Our new president’s best record comes from his performance as governor of Lusaka and as Minister of Local Government and Housing. He demonstrated then that he had a vision on how to improve the environment in which we live our lives,by cleaning up the house. I hope that he will bring this vision into
this government because we could use it. Town and country planning must begin to make sense for once.
It is time our government ventured out and embarked on an awareness campaign for developers as well as citizens to bring an understanding of what it will take to improve our surroundings, the importance of sustainable development and the role government will play in it,including improvement of water supplies to maintain grass landscaping.
Government must also encourage individual home owners, through community enhancement programs, to grass their surroundings.This endeavor to reduce or eliminate dust and mud and clean up our surroundings begins with the government itself, especially its ministry offices. There are numerous government offices with vast dust pans in front, constantly being eroded.

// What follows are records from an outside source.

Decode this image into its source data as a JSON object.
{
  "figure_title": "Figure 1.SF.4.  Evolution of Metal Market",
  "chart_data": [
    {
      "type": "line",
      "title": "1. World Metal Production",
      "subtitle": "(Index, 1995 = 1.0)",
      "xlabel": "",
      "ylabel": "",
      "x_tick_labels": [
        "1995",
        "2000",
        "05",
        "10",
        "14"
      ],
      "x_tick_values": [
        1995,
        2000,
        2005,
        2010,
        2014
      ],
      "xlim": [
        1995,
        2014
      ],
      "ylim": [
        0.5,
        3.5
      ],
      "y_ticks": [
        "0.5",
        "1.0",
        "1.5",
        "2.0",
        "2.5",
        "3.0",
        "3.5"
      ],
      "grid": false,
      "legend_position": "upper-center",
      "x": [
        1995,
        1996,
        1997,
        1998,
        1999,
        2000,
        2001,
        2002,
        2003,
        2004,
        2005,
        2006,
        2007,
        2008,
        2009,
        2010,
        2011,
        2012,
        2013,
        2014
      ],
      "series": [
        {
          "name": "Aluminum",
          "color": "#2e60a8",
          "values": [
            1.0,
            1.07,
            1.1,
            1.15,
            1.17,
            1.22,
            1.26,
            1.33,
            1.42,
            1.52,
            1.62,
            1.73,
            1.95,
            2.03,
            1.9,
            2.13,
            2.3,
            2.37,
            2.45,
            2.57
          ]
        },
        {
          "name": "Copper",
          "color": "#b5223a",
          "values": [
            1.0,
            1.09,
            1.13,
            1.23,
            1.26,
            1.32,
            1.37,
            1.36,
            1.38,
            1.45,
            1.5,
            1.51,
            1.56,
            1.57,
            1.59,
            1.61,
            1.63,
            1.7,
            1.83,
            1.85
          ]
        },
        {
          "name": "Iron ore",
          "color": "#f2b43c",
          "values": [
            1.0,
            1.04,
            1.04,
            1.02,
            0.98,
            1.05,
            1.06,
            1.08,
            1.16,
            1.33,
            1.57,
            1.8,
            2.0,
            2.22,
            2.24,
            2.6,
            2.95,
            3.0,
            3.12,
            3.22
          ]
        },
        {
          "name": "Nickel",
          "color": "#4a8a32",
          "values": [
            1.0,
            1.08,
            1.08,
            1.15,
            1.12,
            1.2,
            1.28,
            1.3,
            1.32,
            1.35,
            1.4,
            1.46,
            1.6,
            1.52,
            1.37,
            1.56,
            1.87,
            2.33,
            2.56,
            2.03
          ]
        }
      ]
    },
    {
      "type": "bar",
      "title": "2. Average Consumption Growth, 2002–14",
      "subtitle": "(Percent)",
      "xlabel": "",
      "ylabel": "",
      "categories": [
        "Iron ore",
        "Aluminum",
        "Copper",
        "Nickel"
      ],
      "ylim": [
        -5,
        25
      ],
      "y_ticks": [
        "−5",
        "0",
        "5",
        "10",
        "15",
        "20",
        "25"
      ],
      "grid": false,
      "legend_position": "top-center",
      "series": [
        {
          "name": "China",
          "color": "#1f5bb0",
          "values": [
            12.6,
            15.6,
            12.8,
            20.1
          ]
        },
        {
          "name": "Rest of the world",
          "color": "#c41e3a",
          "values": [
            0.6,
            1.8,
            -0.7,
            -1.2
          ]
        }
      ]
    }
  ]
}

I have just spent a month in Mpika. There, the ministry of health offices, the ministry of agriculture offices, and the general hospital itself sit before a waiting cloud of dust. This is the same senario countrywide. If our government is to put an end to our dust and mud, it must first
start addressing the issue around public property. It would not make much sense for the government to enforce onsite and offsite development rules on developers to reduce dust and mud while there are no properly paved roads or the existing roads abutting these parcels are in sorry shape.
Health and dust are not compatible in development.